Merino et Timber, la frustration

Dans ce tableau presque idéal, deux ombres persistent : Mikel Merino et Jurrien Timber ne seront pas du voyage. Et pas seulement pour ce week-end.

« Aucune chance pour le week-end », a tranché Arteta au sujet des deux joueurs, en expliquant qu’il restait encore « pas mal de choses à faire » dans leurs processus de récupération. Pour espérer revoir l’un ou l’autre cette saison, tout devra se dérouler à la perfection, sans le moindre contretemps.

Pour Merino, le diagnostic initial annonçait déjà une absence prolongée. Le staff savait à quoi s’attendre. Le cas Timber, lui, pèse plus lourd mentalement. Le défenseur néerlandais ne s’attendait pas à une coupure aussi longue, et le manager non plus.

« C’est probablement ce qu’il a été le plus difficile de gérer avec le joueur, et pour moi aussi, a reconnu Arteta. Nous ne pensions pas que cela prendrait autant de temps, et pour l’instant, il n’est pas apte à jouer. »

Une phrase sèche, qui dit tout : la saison avance, les objectifs se rapprochent, et Timber regarde encore depuis le bord du terrain.

Saka–White, l’axe droit retrouve sa voix

Si Arteta doit composer sans Merino ni Timber, il peut en revanche s’appuyer sur un duo qui change le visage de son équipe dès qu’il est réuni : Bukayo Saka et Ben White.

Tous deux seront là dimanche. Et ça se voit déjà dans le jeu depuis le retour de Saka le mois dernier. Le couloir droit a retrouvé sa dynamique, ses automatismes, son tranchant.

Arteta ne s’en cache pas : il savoure cette connexion.

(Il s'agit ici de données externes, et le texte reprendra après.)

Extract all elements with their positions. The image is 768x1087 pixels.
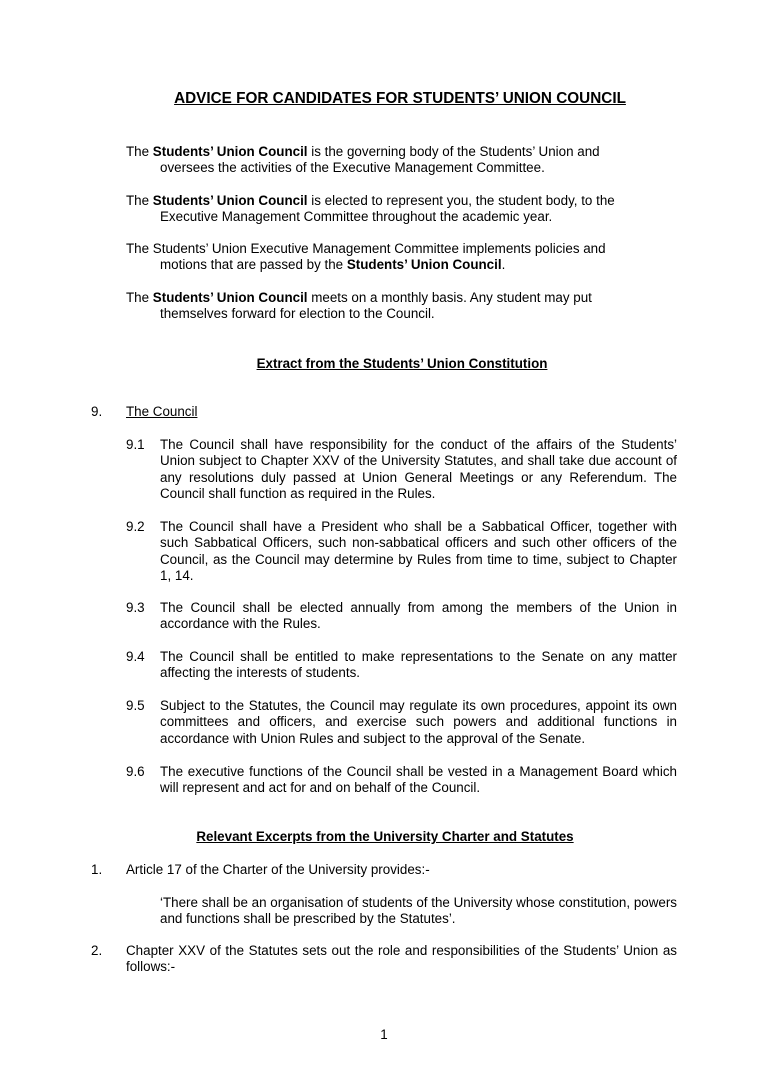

Il rappelle toutefois à quel point elle a été rare cette saison. « Quand on parle de notre côté droit, le nombre de minutes qu’ils ont jouées ensemble cette saison est extrêmement faible, pour différentes raisons », souligne-t-il.

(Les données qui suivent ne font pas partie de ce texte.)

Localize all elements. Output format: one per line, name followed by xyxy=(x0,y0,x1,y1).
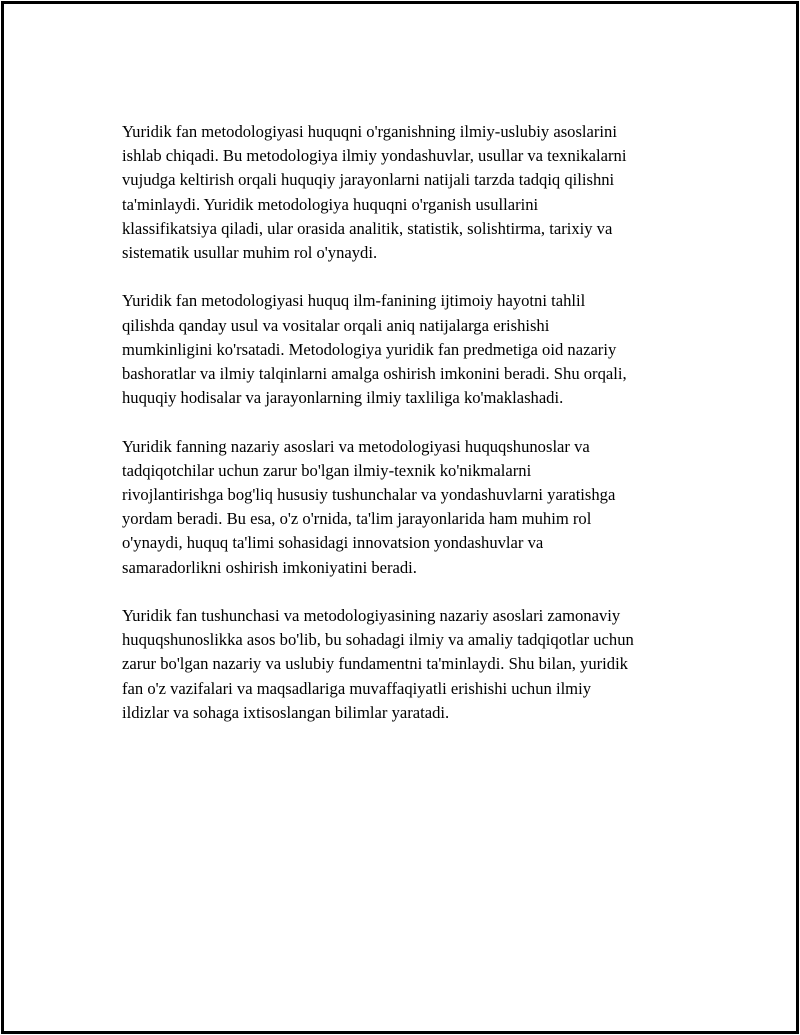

Justement, c’est ce qui rend leur complicité actuelle encore plus précieuse. Ils se connaissent par cœur, ils ont accumulé les matches côte à côte, et cette histoire commune transpire dans chaque enchaînement. On le sent dans les combinaisons rapides, dans les dédoublements, dans cette façon presque instinctive de se trouver sans regarder.

Un banc qui change tout

Saka et White ne sont pas les seuls revenants. Plusieurs cadres de l’effectif sortent de longues périodes d’indisponibilité, et le timing ne doit rien au hasard : on entre dans le « money time » de la saison.

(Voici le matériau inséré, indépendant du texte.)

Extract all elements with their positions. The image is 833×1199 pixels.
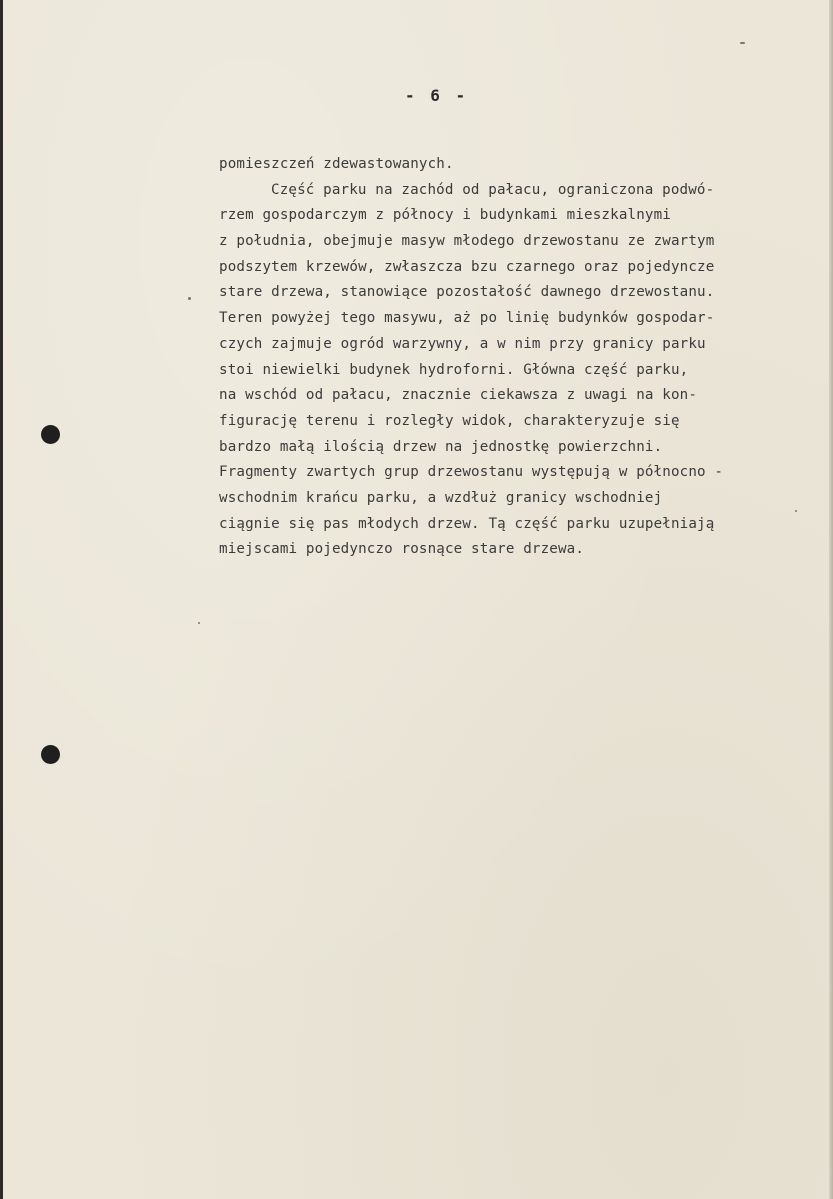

Arteta, lui, voit la différence d’un coup d’œil. « C’est très important, c’est superbe à voir », a-t-il confié en évoquant le nombre de joueurs de retour. Il repense à ce qu’il avait sous la main la saison dernière, et au contraste avec ce qu’il a pu observer mardi face à Atletico Madrid.

La qualité assise sur le banc, cette fois, change la donne. Les options offensives, les profils différents, la capacité à faire basculer un match en cours de route : tout cela donne un tout autre relief à cette fin de saison.

Le staff a aussi pris soin, ces derniers jours, de ménager certains organismes. Quelques titulaires clés ont été gardés « plus frais », comme l’a expliqué l’entraîneur. Et cela se ressent déjà dans l’intensité, dans la lucidité dans les dernières minutes.

Arteta l’a répété depuis le début de l’exercice : avec un groupe presque au complet, avec des jambes vives et un banc capable de maintenir le niveau, les chances d’atteindre l’objectif final grandissent.

Dimanche, au London Stadium, ce constat sera mis à l’épreuve. Dans un derby, avec l’Europe encore en tête, c’est souvent là que se voit la différence entre une équipe qui espère… et une équipe qui assume ses ambitions.